Part of his advocacy is simply making those practices visible and repeatable. “There are a lot of best practices in other countries that either we haven’t adopted for many reasons or may not be aware of. I love writing articles on this kind of stuff because a lot of people aren’t aware that there’s a safer way of doing something, because - quote - ‘We’ve always done it this way at this company.’”

The stakes, he says, are evident in fatality rates. “People truly don’t get killed in the UK the way they do here [in the US]. I think we kill people five or six times more often than they do over there, which is an astounding number. And after all these years, one of the constants I’ve
seen is that if you can make safety part of a workflow that improves productivity, people will follow it.

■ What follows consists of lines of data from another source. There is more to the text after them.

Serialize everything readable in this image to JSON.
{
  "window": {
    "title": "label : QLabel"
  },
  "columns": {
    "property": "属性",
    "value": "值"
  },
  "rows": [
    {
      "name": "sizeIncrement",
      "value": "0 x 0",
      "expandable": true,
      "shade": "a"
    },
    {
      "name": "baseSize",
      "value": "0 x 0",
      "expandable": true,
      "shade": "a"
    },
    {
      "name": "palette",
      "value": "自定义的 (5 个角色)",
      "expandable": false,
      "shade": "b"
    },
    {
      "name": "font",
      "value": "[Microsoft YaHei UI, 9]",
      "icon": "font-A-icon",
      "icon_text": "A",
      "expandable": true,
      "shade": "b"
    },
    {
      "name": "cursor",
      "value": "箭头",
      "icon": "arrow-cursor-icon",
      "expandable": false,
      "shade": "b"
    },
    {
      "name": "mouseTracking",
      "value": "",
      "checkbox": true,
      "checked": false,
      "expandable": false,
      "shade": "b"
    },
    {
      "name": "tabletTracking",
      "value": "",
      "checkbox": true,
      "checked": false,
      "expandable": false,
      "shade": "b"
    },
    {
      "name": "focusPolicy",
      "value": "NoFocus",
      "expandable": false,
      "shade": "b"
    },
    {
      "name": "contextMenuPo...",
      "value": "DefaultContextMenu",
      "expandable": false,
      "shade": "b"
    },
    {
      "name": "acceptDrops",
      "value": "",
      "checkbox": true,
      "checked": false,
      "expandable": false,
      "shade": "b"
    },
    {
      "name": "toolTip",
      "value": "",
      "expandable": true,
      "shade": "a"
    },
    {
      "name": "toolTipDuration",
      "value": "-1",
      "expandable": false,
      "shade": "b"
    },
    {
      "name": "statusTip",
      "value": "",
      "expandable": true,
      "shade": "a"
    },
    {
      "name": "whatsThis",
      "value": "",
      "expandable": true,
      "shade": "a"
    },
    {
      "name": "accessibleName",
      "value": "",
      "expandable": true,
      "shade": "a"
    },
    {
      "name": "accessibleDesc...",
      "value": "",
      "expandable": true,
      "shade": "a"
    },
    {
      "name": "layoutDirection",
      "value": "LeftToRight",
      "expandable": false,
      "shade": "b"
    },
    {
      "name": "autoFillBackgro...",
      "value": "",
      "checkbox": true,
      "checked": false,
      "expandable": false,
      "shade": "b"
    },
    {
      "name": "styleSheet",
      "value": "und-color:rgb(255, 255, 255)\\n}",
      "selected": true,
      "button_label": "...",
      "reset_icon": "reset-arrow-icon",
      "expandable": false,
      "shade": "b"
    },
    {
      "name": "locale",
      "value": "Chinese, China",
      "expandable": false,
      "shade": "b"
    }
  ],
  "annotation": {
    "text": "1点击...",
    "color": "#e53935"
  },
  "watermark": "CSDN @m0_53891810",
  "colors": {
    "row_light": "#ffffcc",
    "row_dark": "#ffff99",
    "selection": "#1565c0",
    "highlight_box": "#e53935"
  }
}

They want to do a good job, and if they see an advantage for themselves or the company, safety becomes a natural by-product.”
Mentoring and capability-building are integral to the model, positioning safety as an enabler rather than an add-on. “If you can instil the idea that safety isn’t a burden, but a tool to make your crew more effective, that’s when real change happens,” he says. “It’s not about rules and fear; it’s about designing systems where people are protected by default, and work gets done better because of it.”
For Lyons, innovation means eliminating unnecessary work at height, preferring MEWPs to ladders, and improving hazard recognition. The goal is cultural as much as technical: a site where protection is designed in and efficiency follows. “The safest place to work is on the ground,” he repeats, underscoring the principle that has shaped his work, his advocacy, and his reputation as one of the most influential voices in US construction safety.